The role of regulatory T cells in the pathogenesis of acute kidney injury

Abstract

The incidence of acute kidney injury (AKI) is on the rise and is associated with high mortality; however, there are currently few effective treatments. Moreover, the relationship between Tregs and other components of the immune microenvironment (IME) in the pathogenesis of AKI remains unclear. We downloaded four publicly accessible AKI datasets, GSE61739, GSE67401, GSE19130, GSE81741, GSE19288 and GSE106993 from the gene expression omnibus (GEO) database. Additionally, we gathered two kidney single-cell sequencing (scRNA-seq) samples from the Department of Organ Transplantation at Zhujiang Hospital of Southern Medical University to investigate chronic kidney transplant rejection (CKTR). Moreover, we also collected three samples of normal kidney tissue from GSE131685. By analysing the differences in immune cells between the AKI and Non-AKI groups, we discovered that the Non-AKI group contained a significantly greater number of Tregs than the AKI group. Additionally, the activation of signalling pathways, such as inflammatory molecules secretion, immune response, glycolytic metabolism, NOTCH, FGF, NF-κB and TLR4, was significantly greater in the AKI group than in the Non-AKI group. Additionally, analysis of single-cell sequencing data revealed that Tregs in patients with chronic kidney rejection and in normal kidney tissue have distinct biology, including immune activation, cytokine production, and activation fractions of signalling pathways such as NOTCH and TLR4. In this study, we found significant differences in the IME between AKI and Non-AKI, including differences in Tregs cells and activation levels of biologically significant signalling pathways. Tregs were associated with lower activity of signalling pathways such as inflammatory response, inflammatory molecule secretion, immune activation, glycolysis.

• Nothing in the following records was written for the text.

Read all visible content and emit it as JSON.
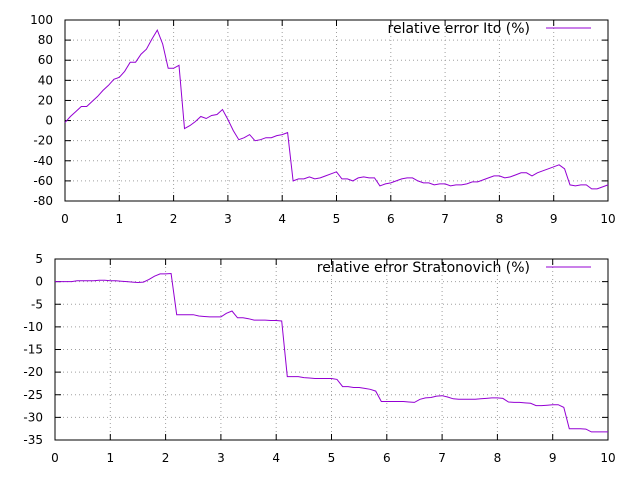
{
  "chart_data": [
    {
      "type": "line",
      "title": "",
      "xlabel": "",
      "ylabel": "",
      "xlim": [
        0,
        10
      ],
      "ylim": [
        -80,
        100
      ],
      "xticks": [
        0,
        1,
        2,
        3,
        4,
        5,
        6,
        7,
        8,
        9,
        10
      ],
      "yticks": [
        -80,
        -60,
        -40,
        -20,
        0,
        20,
        40,
        60,
        80,
        100
      ],
      "grid": true,
      "legend_position": "top-right",
      "series": [
        {
          "name": "relative error Ito (%)",
          "color": "#9400d3",
          "x": [
            0,
            0.1,
            0.2,
            0.3,
            0.4,
            0.5,
            0.6,
            0.7,
            0.8,
            0.9,
            1.0,
            1.1,
            1.2,
            1.3,
            1.4,
            1.5,
            1.6,
            1.7,
            1.8,
            1.9,
            2.0,
            2.1,
            2.2,
            2.3,
            2.4,
            2.5,
            2.6,
            2.7,
            2.8,
            2.9,
            3.0,
            3.1,
            3.2,
            3.3,
            3.4,
            3.5,
            3.6,
            3.7,
            3.8,
            3.9,
            4.0,
            4.1,
            4.2,
            4.3,
            4.4,
            4.5,
            4.6,
            4.7,
            4.8,
            4.9,
            5.0,
            5.1,
            5.2,
            5.3,
            5.4,
            5.5,
            5.6,
            5.7,
            5.8,
            5.9,
            6.0,
            6.1,
            6.2,
            6.3,
            6.4,
            6.5,
            6.6,
            6.7,
            6.8,
            6.9,
            7.0,
            7.1,
            7.2,
            7.3,
            7.4,
            7.5,
            7.6,
            7.7,
            7.8,
            7.9,
            8.0,
            8.1,
            8.2,
            8.3,
            8.4,
            8.5,
            8.6,
            8.7,
            8.8,
            8.9,
            9.0,
            9.1,
            9.2,
            9.3,
            9.4,
            9.5,
            9.6,
            9.7,
            9.8,
            9.9,
            10.0
          ],
          "y": [
            -2,
            4,
            9,
            14,
            14,
            19,
            24,
            30,
            35,
            41,
            43,
            49,
            58,
            58,
            66,
            71,
            81,
            90,
            76,
            52,
            52,
            55,
            -8,
            -5,
            -1,
            4,
            2,
            5,
            6,
            11,
            1,
            -10,
            -19,
            -17,
            -14,
            -20,
            -19,
            -17,
            -17,
            -15,
            -14,
            -12,
            -60,
            -58,
            -58,
            -56,
            -58,
            -57,
            -55,
            -53,
            -51,
            -58,
            -58,
            -60,
            -57,
            -56,
            -57,
            -57,
            -65,
            -63,
            -62,
            -60,
            -58,
            -57,
            -57,
            -60,
            -62,
            -62,
            -64,
            -63,
            -63,
            -65,
            -64,
            -64,
            -63,
            -61,
            -61,
            -59,
            -57,
            -55,
            -55,
            -57,
            -56,
            -54,
            -52,
            -52,
            -55,
            -52,
            -50,
            -48,
            -46,
            -44,
            -48,
            -64,
            -65,
            -64,
            -64,
            -68,
            -68,
            -66,
            -64
          ]
        }
      ]
    },
    {
      "type": "line",
      "title": "",
      "xlabel": "",
      "ylabel": "",
      "xlim": [
        0,
        10
      ],
      "ylim": [
        -35,
        5
      ],
      "xticks": [
        0,
        1,
        2,
        3,
        4,
        5,
        6,
        7,
        8,
        9,
        10
      ],
      "yticks": [
        -35,
        -30,
        -25,
        -20,
        -15,
        -10,
        -5,
        0,
        5
      ],
      "grid": true,
      "legend_position": "top-right",
      "series": [
        {
          "name": "relative error Stratonovich (%)",
          "color": "#9400d3",
          "x": [
            0,
            0.1,
            0.2,
            0.3,
            0.4,
            0.5,
            0.6,
            0.7,
            0.8,
            0.9,
            1.0,
            1.1,
            1.2,
            1.3,
            1.4,
            1.5,
            1.6,
            1.7,
            1.8,
            1.9,
            2.0,
            2.1,
            2.2,
            2.3,
            2.4,
            2.5,
            2.6,
            2.7,
            2.8,
            2.9,
            3.0,
            3.1,
            3.2,
            3.3,
            3.4,
            3.5,
            3.6,
            3.7,
            3.8,
            3.9,
            4.0,
            4.1,
            4.2,
            4.3,
            4.4,
            4.5,
            4.6,
            4.7,
            4.8,
            4.9,
            5.0,
            5.1,
            5.2,
            5.3,
            5.4,
            5.5,
            5.6,
            5.7,
            5.8,
            5.9,
            6.0,
            6.1,
            6.2,
            6.3,
            6.4,
            6.5,
            6.6,
            6.7,
            6.8,
            6.9,
            7.0,
            7.1,
            7.2,
            7.3,
            7.4,
            7.5,
            7.6,
            7.7,
            7.8,
            7.9,
            8.0,
            8.1,
            8.2,
            8.3,
            8.4,
            8.5,
            8.6,
            8.7,
            8.8,
            8.9,
            9.0,
            9.1,
            9.2,
            9.3,
            9.4,
            9.5,
            9.6,
            9.7,
            9.8,
            9.9,
            10.0
          ],
          "y": [
            0,
            0,
            0,
            0,
            0.2,
            0.2,
            0.2,
            0.2,
            0.3,
            0.3,
            0.2,
            0.2,
            0.1,
            0,
            -0.1,
            -0.2,
            -0.1,
            0.5,
            1.2,
            1.7,
            1.7,
            1.8,
            -7.3,
            -7.3,
            -7.3,
            -7.3,
            -7.6,
            -7.7,
            -7.8,
            -7.8,
            -7.8,
            -7.0,
            -6.5,
            -8.0,
            -8.0,
            -8.2,
            -8.5,
            -8.5,
            -8.5,
            -8.6,
            -8.6,
            -8.7,
            -21.0,
            -21.0,
            -21.0,
            -21.2,
            -21.3,
            -21.4,
            -21.4,
            -21.4,
            -21.4,
            -21.6,
            -23.2,
            -23.2,
            -23.4,
            -23.4,
            -23.6,
            -23.8,
            -24.2,
            -26.5,
            -26.5,
            -26.5,
            -26.5,
            -26.5,
            -26.6,
            -26.7,
            -26.0,
            -25.7,
            -25.6,
            -25.3,
            -25.2,
            -25.5,
            -25.9,
            -26.0,
            -26.0,
            -26.0,
            -26.0,
            -25.9,
            -25.8,
            -25.7,
            -25.7,
            -25.8,
            -26.6,
            -26.7,
            -26.7,
            -26.8,
            -26.9,
            -27.4,
            -27.4,
            -27.3,
            -27.2,
            -27.2,
            -27.8,
            -32.5,
            -32.5,
            -32.5,
            -32.6,
            -33.2,
            -33.2,
            -33.2,
            -33.2
          ]
        }
      ]
    }
  ]
}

Keywords: Tregs; acute kidney injury; immune microenvironment; inflammatory.

FIGURE 1

The overall design of the study.

FIGURE 2

The differences between the AKI and non‐AKI groups with regard to Tregs. Heatmap (A) and boxplot (B) illustrated the differences in Tregs between the AKI and Non‐AKI group in GSE61739. Heatmap (C) and boxplot (D) illustrated the differences in Tregs between the AKI and Non‐AKI group in GSE67401. (E) The boxplot illustrated the differences in Tregs between the AKI and Non‐AKI groups in GSE192883.

FIGURE 3

The gene set enrichment analysis (GSEA) of the AKI group compared with the Non‐AKI group.

FIGURE 4

The activity of signalling pathways in AKI and the correlation between Tregs and signalling pathway scores. (A) Correlation between the signalling pathway scores estimated by ssGSEA and the Tregs in GSE67401. (B) The differences in signalling pathway scores between the AKI and Non‐AKI groups in the GSE67401, as estimated by ssGSEA. (C) The correlation between the signalling pathway scores determined by ssGSEA and the Tregs in the GSE19130. The differences in signalling pathway scores were estimated by ssGSEA between the AKI and Non‐AKI groups in the GSE19130 (D), GSE81741 (E) and GSE106993 (F).

FIGURE 5

The biological function of Tregs as determined by single‐cell sequencing. (A) The UMAP plot displayed T cell clusters. (B) UMAP plot colour‐coded for the expression of the marker genes for CD4+ T cells (A), CD8+ T cells (B), gamma delta T cells (C), memory T cells (D), and Tregs (E, F). (G) Tregs' sample origin is colour‐coded on their UMAP plot. (H) The UMAP plot illustrated the Tregs clusters. (I) Heatmap of the ssGSEA score for three Tregs clusters, as estimated using gene sets from MsiDB. (J) The proportion of the cell types of each sample. (K) The differences in the Tregs subtypes between the normal and CKTR group.